L’undici settembre, vent’anni dopo

Vent’anni dopo, l’11 settembre si commemora con il ritiro americano dall’Afghanistan, là, dove, nel 2001, l’operazione contro il terrore voluta da George W. Bush, aveva avuto inizio.

A che scopo continuavano a restare le truppe americane, seppure in numero ridotto, in un luogo dove ormai, secondo la vulgata corrente e pressante non avevano più nulla da fare?

Pur nella loro diversità di approccio e intenti, tre presidenti, Obama, Trump e Biden, sono stati convergenti su questo punto, i soldati impiegati, boots on the ground, in operazioni militari lontane e costose, vanno fatti rientrare, il tempo della loro permanenza  oltre oceano è scaduto.

Il clamoroso attacco jihadista contro le Twin Towers, ormai una data storica, di cui l’Afghanistan fu il centro operativo dove Osama Bin Laden lanciò, nel 1998, la sua fatwa contro gli Stati Uniti è ormai musealizzato, i soldati americani tornano a casa, i talebani si riappropriano del paese, e, come coronamento, un membro di al Qaida, Sirajuddin Haqqani dell’omonimo clan, sul quale pende una taglia di dieci milioni di dollari da parte dell’FBI, diventa il Ministro degli interni del nuovo governo talebano.

Joe Biden voleva che i soldati americani rientrassero prima dell’11 settembre, simbolicamente per chiudere il cerchio e dichiarare improvvidamente mission accomplished, ma che cerchio si chiude se al Qaida, tramite un suo membro diventa parte di un governo che i professionisti del wishful thinking vorrebbero “moderato”? Che cerchio avrebbe potuto chiudersi quando, il suo predecessore, Donald Trump apparecchiava a Doha, dai quatarioti sponsor di Hamas e della Fratellanza Musulmana, un accordo con i talebani come se fossero vecchi gentlemen inglesi, per un passaggio di potere morbido? Non certo quello improntato sul simbolismo americano, ma semmai un cerchio islamico.

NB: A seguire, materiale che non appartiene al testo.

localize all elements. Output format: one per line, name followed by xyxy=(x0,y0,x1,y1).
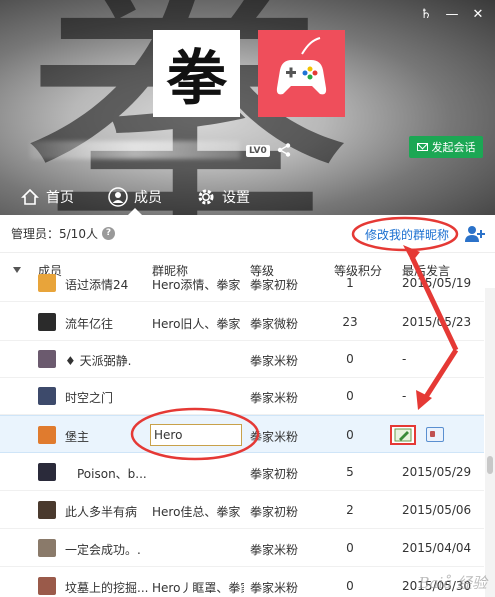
nickname-edit-input[interactable] xyxy=(150,424,242,446)
person-icon xyxy=(108,186,128,207)
start-chat-button[interactable]: 发起会话 xyxy=(409,136,483,158)
member-name: 一定会成功。. xyxy=(65,543,141,557)
table-row[interactable]: 此人多半有病 Hero佳总、拳家 拳家初粉 2 2015/05/06 xyxy=(0,491,484,529)
member-last-message: 2015/05/06 xyxy=(402,503,472,517)
close-icon[interactable]: ✕ xyxy=(469,6,487,24)
member-name: 此人多半有病 xyxy=(65,505,138,519)
avatar xyxy=(38,539,56,557)
member-level: 拳家初粉 xyxy=(250,505,299,519)
member-name: 时空之门 xyxy=(65,391,114,405)
member-card-icon[interactable] xyxy=(426,427,444,442)
tab-settings-label: 设置 xyxy=(222,189,250,206)
table-row[interactable]: 一定会成功。. 拳家米粉 0 2015/04/04 xyxy=(0,529,484,567)
member-name: 语过添情24 xyxy=(65,278,129,292)
member-last-message: 2015/05/23 xyxy=(402,315,472,329)
table-row-editing[interactable]: 堡主 拳家米粉 0 xyxy=(0,415,484,453)
table-row[interactable]: ♦ 天派弼静. 拳家米粉 0 - xyxy=(0,340,484,378)
tab-home-label: 首页 xyxy=(46,189,74,206)
member-level: 拳家米粉 xyxy=(250,581,299,595)
avatar xyxy=(38,426,56,444)
gamepad-icon xyxy=(276,37,327,95)
help-icon[interactable]: ? xyxy=(101,227,115,240)
avatar xyxy=(38,501,56,519)
avatar xyxy=(38,350,56,368)
table-row[interactable]: 流年亿往 Hero旧人、拳家 拳家微粉 23 2015/05/23 xyxy=(0,303,484,341)
table-row[interactable]: 时空之门 拳家米粉 0 - xyxy=(0,377,484,415)
pin-icon[interactable]: ♄ xyxy=(417,6,435,24)
member-points: 5 xyxy=(346,465,354,479)
tab-members[interactable]: 成员 xyxy=(108,178,162,215)
member-points: 0 xyxy=(346,579,354,593)
admin-count: 管理员：5/10人 xyxy=(11,227,98,241)
member-last-message: - xyxy=(402,389,407,403)
minimize-icon[interactable]: — xyxy=(443,6,461,24)
member-list: 语过添情24 Hero添情、拳家 拳家初粉 1 2015/05/19 流年亿往 … xyxy=(0,271,484,597)
tab-bar: 首页 成员 设置 xyxy=(0,178,495,215)
member-points: 0 xyxy=(346,541,354,555)
avatar xyxy=(38,387,56,405)
message-icon xyxy=(416,143,428,151)
table-row[interactable]: 语过添情24 Hero添情、拳家 拳家初粉 1 2015/05/19 xyxy=(0,271,484,302)
member-name: 坟墓上的挖掘... xyxy=(65,581,148,595)
admin-bar: 管理员：5/10人 ? 修改我的群昵称 xyxy=(0,215,495,253)
gear-icon xyxy=(198,189,214,204)
group-name-blurred xyxy=(30,141,240,159)
member-name: ♦ 天派弼静. xyxy=(65,354,132,368)
add-member-icon[interactable] xyxy=(465,225,485,243)
avatar xyxy=(38,274,56,292)
member-points: 2 xyxy=(346,503,354,517)
group-level-badge: LV0 xyxy=(246,145,270,157)
table-row[interactable]: Poison、b... 拳家初粉 5 2015/05/29 xyxy=(0,453,484,491)
scrollbar-thumb[interactable] xyxy=(487,456,493,474)
member-name: Poison、b... xyxy=(77,467,147,481)
share-icon[interactable] xyxy=(276,142,292,158)
avatar xyxy=(38,463,56,481)
game-avatar[interactable] xyxy=(258,30,345,117)
member-last-message: 2015/05/29 xyxy=(402,465,472,479)
avatar xyxy=(38,577,56,595)
avatar xyxy=(38,313,56,331)
group-avatar[interactable]: 拳 xyxy=(153,30,240,117)
window-controls: ♄ — ✕ xyxy=(417,6,487,24)
member-level: 拳家米粉 xyxy=(250,391,299,405)
member-level: 拳家米粉 xyxy=(250,543,299,557)
edit-my-nickname-link[interactable]: 修改我的群昵称 xyxy=(365,226,449,243)
member-points: 0 xyxy=(346,389,354,403)
home-icon xyxy=(21,188,39,205)
pencil-icon xyxy=(394,428,412,442)
member-last-message: - xyxy=(402,352,407,366)
tab-home[interactable]: 首页 xyxy=(20,178,74,215)
group-avatar-text: 拳 xyxy=(166,44,227,114)
member-points: 0 xyxy=(346,352,354,366)
member-last-message: 2015/05/19 xyxy=(402,276,472,290)
group-header: 拳 ♄ — ✕ 拳 LV0 发起会话 xyxy=(0,0,495,215)
member-level: 拳家初粉 xyxy=(250,467,299,481)
member-level: 拳家米粉 xyxy=(250,430,299,444)
member-name: 流年亿往 xyxy=(65,317,114,331)
member-list-scrollbar[interactable] xyxy=(485,288,495,597)
start-chat-label: 发起会话 xyxy=(431,141,476,154)
member-last-message: 2015/04/04 xyxy=(402,541,472,555)
edit-nickname-icon[interactable] xyxy=(390,425,416,445)
member-nickname: Hero丿眶罩、拳家 xyxy=(152,581,244,595)
table-row[interactable]: 坟墓上的挖掘... Hero丿眶罩、拳家 拳家米粉 0 2015/05/30 xyxy=(0,567,484,597)
member-nickname: Hero佳总、拳家 xyxy=(152,505,241,519)
member-level: 拳家米粉 xyxy=(250,354,299,368)
tab-settings[interactable]: 设置 xyxy=(196,178,250,215)
tab-members-label: 成员 xyxy=(134,189,162,206)
member-points: 23 xyxy=(342,315,358,329)
member-nickname: Hero添情、拳家 xyxy=(152,278,241,292)
member-level: 拳家初粉 xyxy=(250,278,299,292)
member-nickname: Hero旧人、拳家 xyxy=(152,317,241,331)
member-points: 1 xyxy=(346,276,354,290)
member-name: 堡主 xyxy=(65,430,90,444)
watermark: Baiå 经验 xyxy=(418,574,487,592)
member-level: 拳家微粉 xyxy=(250,317,299,331)
member-points: 0 xyxy=(346,428,354,442)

Come non vedere infatti, oggi, data di una ricorrenza infausta, il gaudio jihadista per gli americani invasori e occupanti, per gli infedeli, tornati a casa nella convinzione della Casa Bianca che gli Stati Uniti saranno più al sicuro rinserrati nel perimetro della loro fortezza?

Potranno davvero gli Stati Uniti, con il solo ausilio dei droni e della tecnologia militare più avanzata impedire che l’Afghanistan ritorni ad essere un centro operativo del jihadismo? E’ più che lecito dubitarne fortemente.

La sconfitta americana, anche se non conseguita sul terreno, è, agli occhi dell’Islam più agguerrito, quello per il quale, in ossequio a un proverbio afgano, “Voi avete gli orologi, noi abbiamo il tempo”, la prova che la storia gioca a suo vantaggio, si tratta solo di aspettare, e l’Afghanistan, dove, secondo i rapporti militari americani, sarebbero operative ben venti organizzazioni jihadiste, è un buon posto dove farlo, in cui fare crescere folta la gramigna.

L’11 settembre, vent’anni dopo, ci consegna questo scenario.